Manual cache markers (Anthropic)
For fine-grained control, add cacheControl: { type: 'ephemeral' } to specific messages or content blocks:
import { streamText } from "ai"
const result = streamText({
model: "anthropic/claude-sonnet-4.6",
messages: [
{
role: "system",
content: "You are a legal research assistant.",
},
{
role: "user",
content: [
{
type: "text",
text: longLegalCorpus, // 50K tokens
experimental_providerMetadata: {
anthropic: { cacheControl: { type: "ephemeral" } },
},
},
{ type: "text", text: "What does the law say about copyright fair use?" },
],
},
],
})The cached corpus is 90% cheaper to read on the next call (within ~5 minutes) versus the full prompt rate.
Cache lifetimes
| Provider | TTL | Notes |
|---|---|---|
| OpenAI | 5–10 min | Implicit; rolls per identical prefix |
| 5 min | Implicit | |
| DeepSeek | 5 min | Implicit |
| Anthropic | 5 min (ephemeral) / 1 hour (with ttl: '1h') | Explicit |
| MiniMax | 5 min | Explicit |
For longer caches (Anthropic):
{
type: "text",
text: largeCorpus,
experimental_providerMetadata: {
anthropic: { cacheControl: { type: "ephemeral", ttl: "1h" } },
},
}Longer TTL costs slightly more on the write but saves dramatically on reads if the same prompt is hot.
What gets cached
Caching works on prefix match — the model's KV-cache for the prompt up to a certain point is reused. If you change a single token in the middle of a long prompt, the cache benefit is lost from that point forward.
The pattern:
[ stable system prompt + corpus ] ← cached
[ user's specific question ] ← varies per callIf you put the user's question first, you defeat the cache. Always:
- Stable / shared content first — system prompt, large corpus, examples
- Per-request content last — the user's question, current state, dynamic data
Reading cache hit metrics
The response provider metadata tells you what cached:
const result = streamText({ ... })
const meta = await result.providerMetadata
// Anthropic:
meta?.anthropic?.usage
// { cache_read_input_tokens: 49234, cache_creation_input_tokens: 0, input_tokens: 542, output_tokens: 312 }
// OpenAI:
meta?.openai?.cachedTokens
// 49234Watch the ratio of cached vs uncached tokens — high cache hit rate = lower cost. Aim for >70% on hot prompts.
Cache cost
Cached reads cost a fraction of normal input tokens (typically 10–25%). Cache writes cost slightly more than normal input — this is the upfront fee for putting the prompt in the KV cache.
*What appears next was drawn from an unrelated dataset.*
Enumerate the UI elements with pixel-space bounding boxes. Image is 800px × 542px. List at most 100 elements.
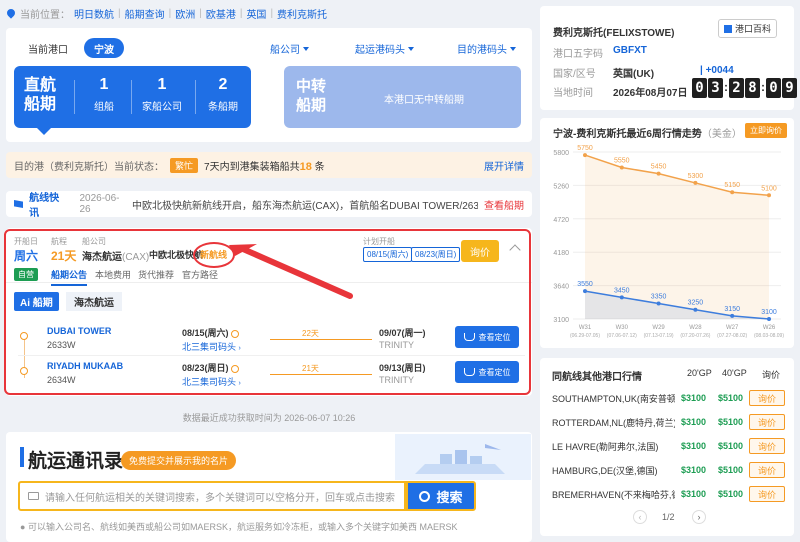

The math works out cheap as long as you re-read the cached prefix at least 2–3 times.
Rough Anthropic numbers:
- Normal input: 1× rate
- Cache write: 1.25× rate (one-time on first call)
- Cache read: 0.1× rate (per subsequent call)
Three calls with the same 50K prompt:
- Without caching: 3 × 50K × 1× = 150K-token-equivalent cost
- With caching: 50K × 1.25 + 2 × 50K × 0.1 = 72.5K-token-equivalent cost
- Savings: ~52%
Use cases that benefit most
- RAG with stable context — 10K+ tokens of retrieved docs that vary slowly across queries
- Long system prompts — extensive instructions, examples, persona definitions
- Multi-turn conversations — system prompt + earlier messages stay cached as the conversation grows
- Document Q&A — same document, many questions
Use cases that don't benefit
- Single-shot, one-time prompts — no repeat read, no cache benefit
- Prompts where every byte changes — random sampling, unique generation per call
- Tiny prompts — overhead of the cache write isn't worth it under ~1K tokens
Caveats
- Cache key is exact — change one whitespace and you miss. Normalize your prompts before sending.
- No cross-request cache. Different API calls (even from the same key) don't share a cache; each call gets its own. The cache is keyed per (provider, model, key, prefix).
- TTL is best-effort. Providers may evict before the stated TTL under memory pressure.
- Streaming + caching works fine — caching happens at the prompt-prefix layer, not the response layer.
- Tools and caching. Tool definitions count toward the cached prefix — define your tools in a stable order and they'll be cached too.